Even though, models that were trained have a poor f-score, the random forest with the relatively high f-score will be evaluated on the test dataset.

The model is loaded from the local disk:

In [29]:
from joblib import load

best_rf = load("ML models/rf-clf.joblib")

In [30]:
# drop labels for training set, but keep all others
Xtest = ftest.drop("Response", axis=1)
ytest = ftest["Response"].copy()

In [31]:
from sklearn.metrics import precision_recall_fscore_support

# rf
yhat = best_rf.predict(Xtest)

# micro-averaged precision, recall and f-score
p, r, f, s = precision_recall_fscore_support(ytest, yhat, average="macro")
print("Random Forest:")
print(f"Precision: {p}")
print(f"Recall: {r}")
print(f"F score: {f}")

Random Forest:
Precision: 0.6461335174851621
Recall: 0.5258023688231142
F score: 0.5218418455618304


Thus, similar classification accuracy can be found with Random forrest classifier, as observed during cross-validation.
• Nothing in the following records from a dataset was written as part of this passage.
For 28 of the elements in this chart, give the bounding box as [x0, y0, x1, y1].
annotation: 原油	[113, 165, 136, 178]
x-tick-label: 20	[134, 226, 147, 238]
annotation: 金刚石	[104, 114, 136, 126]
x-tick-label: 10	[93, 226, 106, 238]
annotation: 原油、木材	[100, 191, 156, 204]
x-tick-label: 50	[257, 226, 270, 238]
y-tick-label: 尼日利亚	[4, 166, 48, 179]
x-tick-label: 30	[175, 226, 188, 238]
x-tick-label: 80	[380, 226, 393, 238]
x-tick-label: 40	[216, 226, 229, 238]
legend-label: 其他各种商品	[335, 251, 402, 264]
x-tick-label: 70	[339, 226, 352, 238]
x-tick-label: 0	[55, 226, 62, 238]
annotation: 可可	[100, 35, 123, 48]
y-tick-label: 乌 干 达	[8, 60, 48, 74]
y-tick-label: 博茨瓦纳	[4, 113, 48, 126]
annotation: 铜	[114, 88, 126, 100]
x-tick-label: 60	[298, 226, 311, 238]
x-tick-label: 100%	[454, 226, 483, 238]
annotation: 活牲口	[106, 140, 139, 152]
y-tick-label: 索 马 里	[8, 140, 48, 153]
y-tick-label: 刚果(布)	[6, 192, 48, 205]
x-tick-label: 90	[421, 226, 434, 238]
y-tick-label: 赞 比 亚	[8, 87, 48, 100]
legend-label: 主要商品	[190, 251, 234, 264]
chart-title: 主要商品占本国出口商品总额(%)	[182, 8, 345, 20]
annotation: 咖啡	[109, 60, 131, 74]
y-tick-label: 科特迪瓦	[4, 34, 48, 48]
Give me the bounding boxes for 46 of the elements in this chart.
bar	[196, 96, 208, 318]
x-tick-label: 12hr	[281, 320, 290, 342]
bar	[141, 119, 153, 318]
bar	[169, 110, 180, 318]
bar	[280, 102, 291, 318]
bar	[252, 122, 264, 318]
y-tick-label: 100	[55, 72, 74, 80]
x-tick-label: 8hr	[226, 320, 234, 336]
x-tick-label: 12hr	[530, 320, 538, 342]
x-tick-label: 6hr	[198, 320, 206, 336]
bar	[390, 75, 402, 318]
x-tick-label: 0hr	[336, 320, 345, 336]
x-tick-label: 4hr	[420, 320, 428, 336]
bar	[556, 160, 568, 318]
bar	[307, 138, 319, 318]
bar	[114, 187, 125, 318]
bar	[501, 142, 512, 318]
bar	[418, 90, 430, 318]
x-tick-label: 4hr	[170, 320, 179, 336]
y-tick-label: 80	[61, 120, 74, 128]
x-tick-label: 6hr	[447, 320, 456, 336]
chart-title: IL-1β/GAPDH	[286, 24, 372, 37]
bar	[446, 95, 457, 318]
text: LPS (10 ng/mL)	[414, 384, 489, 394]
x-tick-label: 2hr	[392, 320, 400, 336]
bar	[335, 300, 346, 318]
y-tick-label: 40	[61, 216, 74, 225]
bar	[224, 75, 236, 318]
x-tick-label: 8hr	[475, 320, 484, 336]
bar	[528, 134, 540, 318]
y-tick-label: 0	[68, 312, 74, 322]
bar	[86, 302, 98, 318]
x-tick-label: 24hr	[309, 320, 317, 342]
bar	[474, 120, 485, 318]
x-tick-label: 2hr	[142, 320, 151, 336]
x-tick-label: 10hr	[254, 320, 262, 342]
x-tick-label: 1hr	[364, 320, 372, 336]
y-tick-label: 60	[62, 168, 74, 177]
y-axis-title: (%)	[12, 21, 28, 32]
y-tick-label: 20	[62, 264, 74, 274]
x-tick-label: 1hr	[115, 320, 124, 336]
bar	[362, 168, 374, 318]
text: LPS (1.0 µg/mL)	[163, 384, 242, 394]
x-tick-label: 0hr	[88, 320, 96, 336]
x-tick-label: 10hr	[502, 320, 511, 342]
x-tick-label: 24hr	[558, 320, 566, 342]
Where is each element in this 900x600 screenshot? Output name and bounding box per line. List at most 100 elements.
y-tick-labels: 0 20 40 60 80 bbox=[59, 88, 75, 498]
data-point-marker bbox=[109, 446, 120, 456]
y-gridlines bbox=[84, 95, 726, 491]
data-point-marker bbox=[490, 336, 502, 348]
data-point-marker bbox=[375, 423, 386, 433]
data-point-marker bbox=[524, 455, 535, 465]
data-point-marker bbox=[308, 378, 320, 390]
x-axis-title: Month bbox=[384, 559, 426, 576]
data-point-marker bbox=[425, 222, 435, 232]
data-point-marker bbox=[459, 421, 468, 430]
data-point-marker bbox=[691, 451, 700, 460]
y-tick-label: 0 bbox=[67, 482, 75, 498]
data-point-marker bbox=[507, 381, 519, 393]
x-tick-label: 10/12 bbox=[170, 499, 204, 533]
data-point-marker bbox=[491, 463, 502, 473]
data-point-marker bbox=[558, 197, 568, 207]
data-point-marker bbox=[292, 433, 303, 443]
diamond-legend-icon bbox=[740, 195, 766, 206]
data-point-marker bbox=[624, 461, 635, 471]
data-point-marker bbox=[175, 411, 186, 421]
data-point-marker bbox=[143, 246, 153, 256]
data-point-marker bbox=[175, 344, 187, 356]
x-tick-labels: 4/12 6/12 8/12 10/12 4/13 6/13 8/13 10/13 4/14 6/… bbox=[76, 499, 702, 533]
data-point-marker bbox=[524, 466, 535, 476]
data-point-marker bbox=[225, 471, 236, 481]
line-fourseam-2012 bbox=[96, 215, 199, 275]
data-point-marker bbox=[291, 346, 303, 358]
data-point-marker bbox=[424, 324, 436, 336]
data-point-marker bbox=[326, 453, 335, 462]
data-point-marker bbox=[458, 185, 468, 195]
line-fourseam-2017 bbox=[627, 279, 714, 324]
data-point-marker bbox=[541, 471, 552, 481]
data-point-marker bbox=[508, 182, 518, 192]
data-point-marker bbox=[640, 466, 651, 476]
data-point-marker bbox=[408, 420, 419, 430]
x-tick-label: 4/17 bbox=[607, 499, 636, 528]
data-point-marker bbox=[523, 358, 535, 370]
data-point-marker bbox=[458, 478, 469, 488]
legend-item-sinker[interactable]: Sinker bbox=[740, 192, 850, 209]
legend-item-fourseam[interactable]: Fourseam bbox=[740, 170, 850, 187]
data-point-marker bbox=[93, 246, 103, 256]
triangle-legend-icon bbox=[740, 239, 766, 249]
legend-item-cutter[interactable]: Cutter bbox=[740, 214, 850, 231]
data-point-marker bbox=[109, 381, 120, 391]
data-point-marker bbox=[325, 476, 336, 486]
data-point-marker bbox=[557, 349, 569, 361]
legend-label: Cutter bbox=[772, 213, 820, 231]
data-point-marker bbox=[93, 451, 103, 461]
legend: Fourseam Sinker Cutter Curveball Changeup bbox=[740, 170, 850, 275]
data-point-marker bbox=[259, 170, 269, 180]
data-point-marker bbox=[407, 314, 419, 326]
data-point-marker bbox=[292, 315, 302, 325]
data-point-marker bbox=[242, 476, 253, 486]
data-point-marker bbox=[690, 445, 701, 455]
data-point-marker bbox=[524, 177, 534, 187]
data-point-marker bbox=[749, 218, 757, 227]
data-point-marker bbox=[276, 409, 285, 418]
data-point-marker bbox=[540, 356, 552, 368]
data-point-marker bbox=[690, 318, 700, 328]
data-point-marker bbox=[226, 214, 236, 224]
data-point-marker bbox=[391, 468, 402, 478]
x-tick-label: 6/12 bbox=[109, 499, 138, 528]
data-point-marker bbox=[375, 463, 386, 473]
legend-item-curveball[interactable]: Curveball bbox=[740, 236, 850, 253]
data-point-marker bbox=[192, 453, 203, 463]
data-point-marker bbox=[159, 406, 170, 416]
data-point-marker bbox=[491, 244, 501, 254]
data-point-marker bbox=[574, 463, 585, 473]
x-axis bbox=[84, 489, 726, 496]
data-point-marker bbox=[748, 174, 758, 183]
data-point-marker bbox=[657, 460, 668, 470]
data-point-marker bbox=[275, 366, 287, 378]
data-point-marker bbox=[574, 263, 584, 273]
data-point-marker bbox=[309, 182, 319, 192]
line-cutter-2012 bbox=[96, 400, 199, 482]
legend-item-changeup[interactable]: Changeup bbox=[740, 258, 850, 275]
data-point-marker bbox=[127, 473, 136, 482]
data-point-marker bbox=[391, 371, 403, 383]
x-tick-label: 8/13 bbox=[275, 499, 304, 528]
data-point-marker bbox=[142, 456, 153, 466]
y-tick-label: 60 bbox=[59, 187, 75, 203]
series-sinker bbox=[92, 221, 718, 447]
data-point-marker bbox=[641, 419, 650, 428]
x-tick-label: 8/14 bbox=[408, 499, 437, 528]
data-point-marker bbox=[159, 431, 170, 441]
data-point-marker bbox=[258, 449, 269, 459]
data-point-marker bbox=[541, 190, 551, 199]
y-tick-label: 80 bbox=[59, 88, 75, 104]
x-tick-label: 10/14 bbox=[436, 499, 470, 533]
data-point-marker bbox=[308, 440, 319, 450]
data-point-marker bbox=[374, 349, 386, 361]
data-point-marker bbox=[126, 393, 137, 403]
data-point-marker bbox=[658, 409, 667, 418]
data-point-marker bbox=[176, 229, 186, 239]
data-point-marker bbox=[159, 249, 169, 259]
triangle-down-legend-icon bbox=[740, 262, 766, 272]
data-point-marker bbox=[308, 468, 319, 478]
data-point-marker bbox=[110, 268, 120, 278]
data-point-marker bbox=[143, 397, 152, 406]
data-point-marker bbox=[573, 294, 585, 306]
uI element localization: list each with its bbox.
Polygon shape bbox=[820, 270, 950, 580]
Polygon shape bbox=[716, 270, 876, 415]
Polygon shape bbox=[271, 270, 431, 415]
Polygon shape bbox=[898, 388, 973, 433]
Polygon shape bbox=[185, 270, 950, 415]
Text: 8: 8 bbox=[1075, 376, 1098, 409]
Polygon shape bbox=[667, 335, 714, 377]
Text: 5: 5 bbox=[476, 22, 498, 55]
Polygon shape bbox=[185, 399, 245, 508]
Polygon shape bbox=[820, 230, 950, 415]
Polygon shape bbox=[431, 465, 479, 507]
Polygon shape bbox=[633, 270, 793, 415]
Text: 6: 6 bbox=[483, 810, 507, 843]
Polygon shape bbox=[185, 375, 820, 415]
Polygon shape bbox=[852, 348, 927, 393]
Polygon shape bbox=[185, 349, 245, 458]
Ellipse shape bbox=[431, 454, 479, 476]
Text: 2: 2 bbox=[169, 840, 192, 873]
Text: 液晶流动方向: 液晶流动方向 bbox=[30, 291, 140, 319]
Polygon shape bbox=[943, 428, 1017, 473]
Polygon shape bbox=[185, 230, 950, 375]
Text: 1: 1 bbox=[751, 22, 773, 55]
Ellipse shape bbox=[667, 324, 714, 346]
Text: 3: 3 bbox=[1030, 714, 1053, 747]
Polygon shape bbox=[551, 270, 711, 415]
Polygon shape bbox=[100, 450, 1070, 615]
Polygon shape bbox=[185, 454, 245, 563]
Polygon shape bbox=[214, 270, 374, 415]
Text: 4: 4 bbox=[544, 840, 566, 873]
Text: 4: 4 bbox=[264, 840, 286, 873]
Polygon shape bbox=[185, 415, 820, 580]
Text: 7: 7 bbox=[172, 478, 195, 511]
# 4. Future Improvements and Business Scenario

There is big room for future improvments for the model as the models accuracy is very poor. Different steps need to be taken to overcome this problem. One of the reason for this poor score could be that fact that there was significantly low number of customers interested in vehicle insurance compared to customers who weren't. This could have potentially created a bias in the models learning. Another problem is that the predictors may not be a good representative of the target variable. To support this, the correlation matrix in the group report showed very poor correlation between the target variable and the predictors. Addressing these problesm could be potential future improvements. 

Currently, this model cannot be used in real world scenarios due to its low accuarcy but similar models with high accuracy can be used in various business scenarios. For example, banks can use this type of model to predict who would be interested in a certain type of credit or debit cards.